Pleiotropic effects of sitagliptin. In animal models, DPP4 inhibition by sitagliptin lowers the production of inflammatory cytokines by T-cells, increases CD4+CD25+FoxP3+ regulatory T-cells (Tregs) production and, by increasing GLP1 half-life promotes β-cell regeneration, inhibits apoptosis, and fosters glucose-dependent insulin secretion.

Pleiotropic effects of sitagliptin. In animal models, DPP4 inhibition by sitagliptin lowers the production of inflammatory cytokines by T-cells, increases CD4+CD25+FoxP3+ regulatory T-cells (Tregs) production and, by increasing GLP1 half-life promotes β-cell regeneration, inhibits apoptosis, and fosters glucose-dependent insulin secretion.

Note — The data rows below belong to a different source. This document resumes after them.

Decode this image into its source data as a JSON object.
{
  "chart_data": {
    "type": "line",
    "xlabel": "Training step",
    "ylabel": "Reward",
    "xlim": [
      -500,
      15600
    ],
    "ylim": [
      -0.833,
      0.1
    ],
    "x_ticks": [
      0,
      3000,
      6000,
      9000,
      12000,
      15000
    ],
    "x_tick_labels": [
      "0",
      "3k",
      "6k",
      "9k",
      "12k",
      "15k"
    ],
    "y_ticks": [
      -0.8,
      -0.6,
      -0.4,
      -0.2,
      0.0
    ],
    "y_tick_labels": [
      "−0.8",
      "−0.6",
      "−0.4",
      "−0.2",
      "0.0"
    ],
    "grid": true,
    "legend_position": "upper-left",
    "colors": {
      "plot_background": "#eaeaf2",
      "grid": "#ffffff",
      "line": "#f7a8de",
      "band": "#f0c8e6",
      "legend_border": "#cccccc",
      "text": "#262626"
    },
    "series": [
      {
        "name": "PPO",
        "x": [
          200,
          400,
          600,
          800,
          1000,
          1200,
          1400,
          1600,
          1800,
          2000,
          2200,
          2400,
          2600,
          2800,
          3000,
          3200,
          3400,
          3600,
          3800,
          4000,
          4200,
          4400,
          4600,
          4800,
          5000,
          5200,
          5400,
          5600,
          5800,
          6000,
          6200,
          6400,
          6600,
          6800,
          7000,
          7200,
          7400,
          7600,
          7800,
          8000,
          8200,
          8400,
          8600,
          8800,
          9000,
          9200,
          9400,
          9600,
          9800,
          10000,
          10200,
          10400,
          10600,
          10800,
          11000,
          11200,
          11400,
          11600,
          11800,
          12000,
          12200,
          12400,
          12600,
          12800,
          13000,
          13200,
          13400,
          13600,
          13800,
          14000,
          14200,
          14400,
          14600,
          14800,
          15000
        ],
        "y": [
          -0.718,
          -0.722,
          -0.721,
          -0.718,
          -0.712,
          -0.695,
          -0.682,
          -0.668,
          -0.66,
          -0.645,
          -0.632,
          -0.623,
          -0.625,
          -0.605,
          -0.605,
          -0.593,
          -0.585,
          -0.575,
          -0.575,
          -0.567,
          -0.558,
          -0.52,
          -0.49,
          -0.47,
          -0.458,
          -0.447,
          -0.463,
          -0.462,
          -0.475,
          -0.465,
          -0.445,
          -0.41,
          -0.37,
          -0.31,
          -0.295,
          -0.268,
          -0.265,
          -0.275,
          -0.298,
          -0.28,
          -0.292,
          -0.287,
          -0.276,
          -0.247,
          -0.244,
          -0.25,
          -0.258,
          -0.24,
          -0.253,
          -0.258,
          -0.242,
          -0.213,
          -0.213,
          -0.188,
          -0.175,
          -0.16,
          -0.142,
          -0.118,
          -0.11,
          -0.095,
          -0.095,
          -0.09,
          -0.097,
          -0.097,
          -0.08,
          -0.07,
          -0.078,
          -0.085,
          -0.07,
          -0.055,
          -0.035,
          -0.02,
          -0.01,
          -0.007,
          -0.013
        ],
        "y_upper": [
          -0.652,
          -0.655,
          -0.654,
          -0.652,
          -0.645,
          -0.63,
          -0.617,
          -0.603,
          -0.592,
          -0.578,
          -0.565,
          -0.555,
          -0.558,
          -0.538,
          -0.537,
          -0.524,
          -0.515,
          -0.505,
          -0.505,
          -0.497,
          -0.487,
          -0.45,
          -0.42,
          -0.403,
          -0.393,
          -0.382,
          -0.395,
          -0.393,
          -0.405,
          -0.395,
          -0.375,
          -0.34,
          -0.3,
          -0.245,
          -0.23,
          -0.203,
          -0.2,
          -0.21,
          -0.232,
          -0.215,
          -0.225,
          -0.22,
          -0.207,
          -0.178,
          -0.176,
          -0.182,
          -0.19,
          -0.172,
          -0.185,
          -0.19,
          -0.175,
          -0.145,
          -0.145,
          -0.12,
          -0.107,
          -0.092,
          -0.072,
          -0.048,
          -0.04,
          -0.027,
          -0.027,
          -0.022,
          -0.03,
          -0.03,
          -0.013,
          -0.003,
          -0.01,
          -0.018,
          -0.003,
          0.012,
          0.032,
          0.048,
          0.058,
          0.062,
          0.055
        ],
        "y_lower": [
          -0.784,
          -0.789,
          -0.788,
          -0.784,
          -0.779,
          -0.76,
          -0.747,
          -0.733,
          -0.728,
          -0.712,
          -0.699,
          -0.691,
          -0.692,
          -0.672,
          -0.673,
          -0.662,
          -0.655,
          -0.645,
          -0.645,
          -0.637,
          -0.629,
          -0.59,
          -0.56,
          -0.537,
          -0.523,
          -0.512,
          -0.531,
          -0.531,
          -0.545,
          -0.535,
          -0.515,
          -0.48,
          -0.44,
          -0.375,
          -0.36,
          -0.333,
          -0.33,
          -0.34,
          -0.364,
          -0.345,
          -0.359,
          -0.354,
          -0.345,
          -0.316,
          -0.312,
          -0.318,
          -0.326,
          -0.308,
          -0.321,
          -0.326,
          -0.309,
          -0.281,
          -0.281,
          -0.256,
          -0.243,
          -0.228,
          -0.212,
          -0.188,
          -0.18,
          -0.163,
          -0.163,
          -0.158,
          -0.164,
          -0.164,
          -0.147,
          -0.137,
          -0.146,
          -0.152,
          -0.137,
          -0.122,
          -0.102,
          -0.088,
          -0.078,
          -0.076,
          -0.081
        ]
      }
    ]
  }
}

In 1987, Winter et al. (13) described a group of individuals, many of them of African or Latin American descent, who displayed spontaneous episodes of diabetic ketoacidosis and then reached normal ranges of glycemia and an improved β-cell insulin secretory capacity, thereby allowing oral hypoglycemic therapy. This form of diabetes was called atypical diabetes, or A B+ ketosis-prone diabetes. Similarities notwithstanding, the aforesaid patient does not have this kind of diabetes, since subjects with A B+ ketosis-prone diabetes lack the evidence of pancreatic autoimmunity, and most of them have a tendency to obesity with a familial history of diabetes mellitus.

Declaration of interest

The authors declare that there is no conflict of interest that could be perceived as prejudicing the impartiality of the research reported.


This research did not receive any specific grant from any funding agency in the public, commercial or not-for-profit sector.

Patient consent

Written informed consent was obtained from the patient for publication of this case report.

Author contribution statement

The following were the contributions made by the authors: M M Lima-Martínez, E Guerra-Alcalá, and M Contreras were involved in drafting of the manuscript; J Nastasi and J A Noble performed the genetic analysis; J A Noble and C Polychronakos were involved in critical revision of the manuscript; and M M Lima-Martínez was the patient's physician.


The authors thank Prof. Carlos Mota, Dr Carlos Carrera, and Dr Daniel Marante for their support and their valuable comments to the manuscript.